Je t'ai devancée, Fortune, et j'ai fait pièce à toutes tes intrusions.
Comme il est en réalité très difficile, prenant cela pour but, de faire le vide dans son esprit, je décidai d'explorer celui-ci comme une chambre vide. Ce n'était pas une phrase, une idée ou un souhait, mais une expérience : éprouver cette sensation qui est la mienne d'avoir en moi un lieu calme et silencieux, prendre le temps de parcourir cette chambre vide.
La chambre est calme et claire. Elle n'est pas immense - on ne peut s'y perdre - mais sa nudité donne une agréable sensation d'espace. La température y est idéale, et un délicieux courant frais la traverse, juste assez pour animer l'air. Je profite de l'impression de paix que je trouve dans cette chambre, je la parcours à loisir, son calme m'imprègne, je suis tout entière présente à cette expérience, mais d'une présence qui n'a rien de frénétique. Mon regard parcourt la pièce autour de moi, je me déplace un peu, je suis en ce lieu parfaitement posée, un sentiment de clarté dans mes pensées.

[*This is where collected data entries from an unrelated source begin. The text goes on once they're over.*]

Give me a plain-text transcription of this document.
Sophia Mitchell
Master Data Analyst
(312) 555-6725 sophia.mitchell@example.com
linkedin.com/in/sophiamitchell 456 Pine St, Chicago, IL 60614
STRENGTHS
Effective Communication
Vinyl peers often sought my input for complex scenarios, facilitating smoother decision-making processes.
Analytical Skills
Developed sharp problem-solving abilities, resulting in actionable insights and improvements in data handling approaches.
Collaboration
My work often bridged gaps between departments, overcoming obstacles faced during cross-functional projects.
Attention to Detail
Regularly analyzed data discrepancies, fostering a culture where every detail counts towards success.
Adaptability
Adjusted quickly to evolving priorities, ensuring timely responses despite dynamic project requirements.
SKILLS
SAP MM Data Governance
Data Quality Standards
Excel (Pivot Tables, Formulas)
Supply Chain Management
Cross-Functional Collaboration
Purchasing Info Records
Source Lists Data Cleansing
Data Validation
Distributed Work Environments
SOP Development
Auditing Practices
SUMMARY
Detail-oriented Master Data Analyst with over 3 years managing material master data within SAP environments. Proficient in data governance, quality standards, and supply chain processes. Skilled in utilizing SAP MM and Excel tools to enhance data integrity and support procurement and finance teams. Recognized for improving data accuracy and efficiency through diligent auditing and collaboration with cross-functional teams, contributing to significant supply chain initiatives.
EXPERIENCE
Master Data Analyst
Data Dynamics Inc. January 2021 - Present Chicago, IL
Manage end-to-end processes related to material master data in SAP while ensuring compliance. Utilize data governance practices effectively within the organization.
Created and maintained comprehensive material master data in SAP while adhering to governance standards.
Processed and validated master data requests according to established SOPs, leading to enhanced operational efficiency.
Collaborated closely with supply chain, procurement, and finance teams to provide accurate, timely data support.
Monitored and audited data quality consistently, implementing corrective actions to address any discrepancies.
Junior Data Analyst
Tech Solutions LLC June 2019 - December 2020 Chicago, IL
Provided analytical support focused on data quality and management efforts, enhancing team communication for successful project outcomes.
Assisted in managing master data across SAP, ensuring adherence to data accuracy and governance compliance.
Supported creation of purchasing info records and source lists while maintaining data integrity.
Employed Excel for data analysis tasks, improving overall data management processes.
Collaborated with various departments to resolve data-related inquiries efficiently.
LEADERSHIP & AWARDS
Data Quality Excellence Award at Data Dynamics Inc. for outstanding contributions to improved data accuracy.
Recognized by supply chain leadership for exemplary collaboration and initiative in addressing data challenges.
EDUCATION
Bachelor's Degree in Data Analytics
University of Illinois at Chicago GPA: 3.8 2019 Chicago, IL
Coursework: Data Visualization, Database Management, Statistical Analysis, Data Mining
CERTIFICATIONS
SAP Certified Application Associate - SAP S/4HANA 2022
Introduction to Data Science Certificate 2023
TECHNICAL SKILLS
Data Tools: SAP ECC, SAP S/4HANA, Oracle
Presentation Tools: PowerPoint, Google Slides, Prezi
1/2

Une découverte que je fais et qui me surprend, c'est que je n'ai pas besoin de rejeter le trouble hors de la pièce - hors de mon esprit - car il n'y est pas. Il reste dehors. Il ne peut y entrer. J'ai cherché, pratique courante en méditation, à le saisir pour l'expulser, mais impossible : je ne peux même pas me le représenter dans cette chambre vide. Il n'y est pas présent du tout. Je jouis de ce lieu intérieur sans trouble, et qui m'est donné tel. Ce n'est pas une tranquillité conquise de haute lutte - ce qui serait paradoxal - mais l'état dans lequel je trouve mon lieu intérieur, et que je goûte lorsque j'y porte mon attention.
Je découvre ensuite que la chambre n'est pas tout à fait vide. Il y a quelques meubles ou, plus exactement, quelques pôles. Il y a un lieu pour travailler, écrire, penser. Il y a un lieu pour se reposer. Les deux sont accueillants. Presque aucun livre, et nul autre objet. Les murs sont d'un blanc aimable, réfléchissant la douce lumière.
Le courant d'air frais que je sentais caresser mon visage provient de hautes fenêtres vers lesquelles je me tourne. Elles surplombent un magnifique paysage de villes, de collines et de rivières où le regard porte loin. A l'horizon, la mer. La lumière est douce, ensoleillée et légèrement brumeuse comme dans un tableau d'un peintre flamand. La chambre se situe en hauteur mais pourtant je n'éprouve aucun vertige. Elle est ouverte sur le monde - et parvenue au terme de cette méditation j'ouvre les yeux.